The firm has been pursuing organic certification of bamboo shoots, peaches and pears, according to the site.
From Qingdao to the world: When Wang Lin’s organic vegetables leave the packing plant, tucked tight in an ocean-ready container, they face an eight-hour haul or more, from the plant in Taishan township in Shandong province to the port city of Qingdao, gateway to the West, and outlet for much of the prolific province’s agriculture.
A common load is asparagus, perhaps bound for trendy restaurants in Tokyo. The sorts of places where chefs literally throw rejected product back at you. The sort of places that will pay for organics.

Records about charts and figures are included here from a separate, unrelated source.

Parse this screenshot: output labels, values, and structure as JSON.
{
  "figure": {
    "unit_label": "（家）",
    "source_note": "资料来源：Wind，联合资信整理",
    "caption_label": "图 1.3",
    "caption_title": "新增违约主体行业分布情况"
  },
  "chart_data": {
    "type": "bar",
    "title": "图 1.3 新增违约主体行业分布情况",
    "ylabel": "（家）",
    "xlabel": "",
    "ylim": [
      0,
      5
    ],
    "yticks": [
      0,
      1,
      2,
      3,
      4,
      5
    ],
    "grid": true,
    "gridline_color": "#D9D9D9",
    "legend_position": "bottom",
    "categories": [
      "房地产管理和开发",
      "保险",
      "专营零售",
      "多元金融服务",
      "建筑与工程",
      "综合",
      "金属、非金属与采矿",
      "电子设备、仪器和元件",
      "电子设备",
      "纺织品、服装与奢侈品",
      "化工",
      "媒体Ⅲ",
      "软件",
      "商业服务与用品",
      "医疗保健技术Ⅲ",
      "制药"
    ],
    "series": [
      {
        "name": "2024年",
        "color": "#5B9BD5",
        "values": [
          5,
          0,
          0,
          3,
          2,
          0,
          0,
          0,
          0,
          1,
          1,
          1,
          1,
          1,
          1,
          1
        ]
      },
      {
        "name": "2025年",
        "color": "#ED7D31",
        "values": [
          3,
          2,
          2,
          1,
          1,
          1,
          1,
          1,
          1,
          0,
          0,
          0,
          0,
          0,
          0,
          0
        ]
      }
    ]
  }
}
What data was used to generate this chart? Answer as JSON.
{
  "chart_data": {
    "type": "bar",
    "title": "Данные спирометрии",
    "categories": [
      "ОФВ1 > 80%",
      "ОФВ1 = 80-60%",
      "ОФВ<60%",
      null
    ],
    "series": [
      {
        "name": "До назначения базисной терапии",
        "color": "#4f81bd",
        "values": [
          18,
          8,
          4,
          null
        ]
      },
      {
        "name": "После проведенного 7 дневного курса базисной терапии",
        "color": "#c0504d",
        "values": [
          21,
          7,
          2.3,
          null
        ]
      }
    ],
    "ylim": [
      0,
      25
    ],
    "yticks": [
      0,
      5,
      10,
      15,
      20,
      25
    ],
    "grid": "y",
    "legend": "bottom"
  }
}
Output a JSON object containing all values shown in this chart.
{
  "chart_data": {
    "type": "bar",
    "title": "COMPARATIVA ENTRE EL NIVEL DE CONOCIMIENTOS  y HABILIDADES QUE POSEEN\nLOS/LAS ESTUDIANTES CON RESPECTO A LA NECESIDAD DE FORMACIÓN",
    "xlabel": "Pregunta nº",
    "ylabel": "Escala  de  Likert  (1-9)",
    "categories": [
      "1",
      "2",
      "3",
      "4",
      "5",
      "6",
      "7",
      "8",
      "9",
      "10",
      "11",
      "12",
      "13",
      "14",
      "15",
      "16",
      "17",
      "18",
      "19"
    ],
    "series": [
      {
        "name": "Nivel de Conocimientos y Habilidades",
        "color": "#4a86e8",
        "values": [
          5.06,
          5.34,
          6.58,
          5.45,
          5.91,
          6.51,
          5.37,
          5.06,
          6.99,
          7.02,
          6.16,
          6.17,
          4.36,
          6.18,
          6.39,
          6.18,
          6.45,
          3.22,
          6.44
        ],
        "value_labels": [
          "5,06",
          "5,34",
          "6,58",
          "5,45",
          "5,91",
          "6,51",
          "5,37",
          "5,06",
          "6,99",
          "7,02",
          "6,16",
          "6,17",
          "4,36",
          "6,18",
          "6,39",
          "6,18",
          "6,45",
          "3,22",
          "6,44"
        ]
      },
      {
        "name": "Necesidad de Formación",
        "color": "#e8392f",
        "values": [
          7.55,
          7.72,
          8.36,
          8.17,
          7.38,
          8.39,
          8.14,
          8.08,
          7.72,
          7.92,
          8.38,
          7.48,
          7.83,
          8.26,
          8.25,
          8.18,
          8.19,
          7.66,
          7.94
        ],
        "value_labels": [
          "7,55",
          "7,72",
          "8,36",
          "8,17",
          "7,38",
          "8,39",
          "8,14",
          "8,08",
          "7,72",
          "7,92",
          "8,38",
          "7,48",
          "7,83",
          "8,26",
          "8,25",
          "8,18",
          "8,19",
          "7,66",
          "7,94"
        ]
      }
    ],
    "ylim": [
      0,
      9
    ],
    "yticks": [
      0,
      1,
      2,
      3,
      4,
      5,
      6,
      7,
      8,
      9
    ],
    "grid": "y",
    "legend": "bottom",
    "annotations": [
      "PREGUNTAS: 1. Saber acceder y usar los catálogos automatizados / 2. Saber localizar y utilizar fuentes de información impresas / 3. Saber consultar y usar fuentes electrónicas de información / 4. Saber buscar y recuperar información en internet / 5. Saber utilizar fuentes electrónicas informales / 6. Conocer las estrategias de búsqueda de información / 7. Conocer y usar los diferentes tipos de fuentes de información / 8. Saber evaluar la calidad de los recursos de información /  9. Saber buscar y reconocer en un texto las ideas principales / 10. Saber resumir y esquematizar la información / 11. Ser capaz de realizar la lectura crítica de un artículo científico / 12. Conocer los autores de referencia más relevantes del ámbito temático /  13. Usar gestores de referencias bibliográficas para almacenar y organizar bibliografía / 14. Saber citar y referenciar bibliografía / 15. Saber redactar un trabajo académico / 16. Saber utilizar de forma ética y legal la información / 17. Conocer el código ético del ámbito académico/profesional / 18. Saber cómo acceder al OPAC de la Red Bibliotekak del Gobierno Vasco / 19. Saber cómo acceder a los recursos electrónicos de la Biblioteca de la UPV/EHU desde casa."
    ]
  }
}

Wang saw the light about five years ago, when he made a switch after years of growing conventional vegetables. He wanted to get into high-value crops, so he chose organics as a niche, which fit into the central government’s plan to help improve the environment while still creating economic growth.
Now he is president of Taian Taishan Asia Food Co. Ltd., Taian City, which, in addition to exporting garlic and some fresh vegetables, is a major provider of frozen organic vegetables under U.S. brands such as Trader Joes.
But he’s increasingly looking to the fresh organic market to provide growth in exports. About 20% of his firm’s product, including carrots, broccoli, potatoes and yams, is sold fresh, mostly to Japan and Singapore.